Several clinical trials for Mulligan's technique are underway worldwide. Emerging health-teach companies, such as Diag-Nose, launched by engineers at Stanford University, are developing snot-analysing AI systems and patenting devices for nasal microsampling: in 2025, they launched the first FDA-approved nasal microsampling device – a sampling device that collects precise volumes of nasal fluid – to reduce research variability by standardising sampling methods.
"We have learned so much that we could have never learned with just tissue biopsies. It's completely changed what we know about the disease, and it's going to change the way patients are diagnosed in the future and how they receive treatment," says Mulligan.
Mulligan uses the same snot tools to study what causes people to lose their sense of smell, too. Her team has already found that a vitamin-D nasal spray could potentially help restore a sense of smell in people who have lost it due to inflammation from smoking.

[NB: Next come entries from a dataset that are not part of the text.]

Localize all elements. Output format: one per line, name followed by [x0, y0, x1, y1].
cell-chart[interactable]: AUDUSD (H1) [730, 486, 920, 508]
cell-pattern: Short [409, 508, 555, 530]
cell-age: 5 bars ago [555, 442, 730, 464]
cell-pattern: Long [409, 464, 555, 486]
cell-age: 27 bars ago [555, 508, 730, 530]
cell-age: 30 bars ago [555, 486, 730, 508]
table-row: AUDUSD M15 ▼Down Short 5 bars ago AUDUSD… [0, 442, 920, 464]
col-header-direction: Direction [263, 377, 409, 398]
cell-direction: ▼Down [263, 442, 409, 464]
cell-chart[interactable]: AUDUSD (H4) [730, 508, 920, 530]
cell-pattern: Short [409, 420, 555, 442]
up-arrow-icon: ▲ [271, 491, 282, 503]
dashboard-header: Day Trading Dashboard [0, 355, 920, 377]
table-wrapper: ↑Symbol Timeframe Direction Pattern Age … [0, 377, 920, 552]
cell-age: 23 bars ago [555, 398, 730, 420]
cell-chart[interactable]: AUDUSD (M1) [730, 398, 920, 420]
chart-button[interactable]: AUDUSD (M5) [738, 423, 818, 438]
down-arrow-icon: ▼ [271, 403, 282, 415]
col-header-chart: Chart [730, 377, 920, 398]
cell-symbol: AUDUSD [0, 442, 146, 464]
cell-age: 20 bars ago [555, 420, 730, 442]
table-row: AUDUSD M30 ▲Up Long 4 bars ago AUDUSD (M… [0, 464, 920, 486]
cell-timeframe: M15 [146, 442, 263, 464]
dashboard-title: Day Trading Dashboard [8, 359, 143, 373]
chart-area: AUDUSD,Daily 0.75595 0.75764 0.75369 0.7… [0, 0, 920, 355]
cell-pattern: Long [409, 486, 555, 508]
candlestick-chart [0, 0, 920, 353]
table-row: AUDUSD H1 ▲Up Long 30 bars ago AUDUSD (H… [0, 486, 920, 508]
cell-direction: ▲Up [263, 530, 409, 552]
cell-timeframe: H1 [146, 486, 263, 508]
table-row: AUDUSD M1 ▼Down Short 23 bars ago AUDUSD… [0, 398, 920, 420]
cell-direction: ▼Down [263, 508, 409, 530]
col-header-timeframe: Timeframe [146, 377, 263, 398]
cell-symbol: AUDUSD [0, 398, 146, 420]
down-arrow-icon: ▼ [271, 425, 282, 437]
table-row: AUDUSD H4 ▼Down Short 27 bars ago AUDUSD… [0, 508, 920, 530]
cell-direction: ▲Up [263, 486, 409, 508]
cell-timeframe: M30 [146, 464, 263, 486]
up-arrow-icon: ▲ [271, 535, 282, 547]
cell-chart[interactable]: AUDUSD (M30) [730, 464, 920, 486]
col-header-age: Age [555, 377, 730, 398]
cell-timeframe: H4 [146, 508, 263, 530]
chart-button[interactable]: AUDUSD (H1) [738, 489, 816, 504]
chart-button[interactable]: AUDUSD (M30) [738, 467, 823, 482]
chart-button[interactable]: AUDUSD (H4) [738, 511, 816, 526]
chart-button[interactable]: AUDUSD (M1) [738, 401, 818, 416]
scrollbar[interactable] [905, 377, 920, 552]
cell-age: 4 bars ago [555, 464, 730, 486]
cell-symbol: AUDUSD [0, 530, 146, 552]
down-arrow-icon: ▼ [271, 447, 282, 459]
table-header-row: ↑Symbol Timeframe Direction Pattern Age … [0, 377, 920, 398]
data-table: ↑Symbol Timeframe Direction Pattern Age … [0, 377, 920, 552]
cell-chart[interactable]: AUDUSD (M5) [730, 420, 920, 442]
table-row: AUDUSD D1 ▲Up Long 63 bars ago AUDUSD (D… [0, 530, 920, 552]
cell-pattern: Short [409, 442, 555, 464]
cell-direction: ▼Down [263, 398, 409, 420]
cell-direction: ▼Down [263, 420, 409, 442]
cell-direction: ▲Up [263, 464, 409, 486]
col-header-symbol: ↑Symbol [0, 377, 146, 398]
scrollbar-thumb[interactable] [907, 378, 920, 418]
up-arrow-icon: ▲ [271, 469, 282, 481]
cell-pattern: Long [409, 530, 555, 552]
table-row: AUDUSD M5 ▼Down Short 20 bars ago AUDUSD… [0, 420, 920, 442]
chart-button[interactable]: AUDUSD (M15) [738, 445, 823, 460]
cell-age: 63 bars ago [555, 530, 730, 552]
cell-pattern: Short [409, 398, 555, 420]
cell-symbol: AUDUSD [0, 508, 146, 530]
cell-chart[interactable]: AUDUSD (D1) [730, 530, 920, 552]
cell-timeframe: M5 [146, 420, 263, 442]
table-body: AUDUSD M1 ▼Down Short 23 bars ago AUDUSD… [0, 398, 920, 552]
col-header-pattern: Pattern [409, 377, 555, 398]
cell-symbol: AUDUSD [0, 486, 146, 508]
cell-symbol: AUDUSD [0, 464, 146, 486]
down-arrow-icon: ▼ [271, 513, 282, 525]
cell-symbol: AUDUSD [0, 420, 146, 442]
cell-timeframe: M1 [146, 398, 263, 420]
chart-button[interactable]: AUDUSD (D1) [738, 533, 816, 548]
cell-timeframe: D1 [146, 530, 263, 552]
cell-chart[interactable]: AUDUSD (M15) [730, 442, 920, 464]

Plus, Mulligan says, what happens in the lungs happens in the nose and vice versa. So these diagnostic tools and therapies can be used for lung diseases too. New research suggests that by simply analysing how much of the IL-26 protein is present in a patient's snot, doctors can tell whether somebody is more or less susceptible to developing chronic obstructive pulmonary disease – a common smoker's disease, and the fourth most widespread cause of death in the world. With snot analyses, patients can be diagnosed early and treated rapidly.
Similarly, research teams around the world are developing analogous tools and methods to use snot to detect asthma, lung cancer, Alzheimer's disease, and Parkinson's disease. Snot can also be used to measure radiation exposure and several recent studies suggest that the gooey nasal fluid can pinpoint how much somebody is exposed to pollution, such as heavy metals and microparticles in the air.
"Snot is the future of personalised medicine. I wholeheartedly believe that," says Mulligan.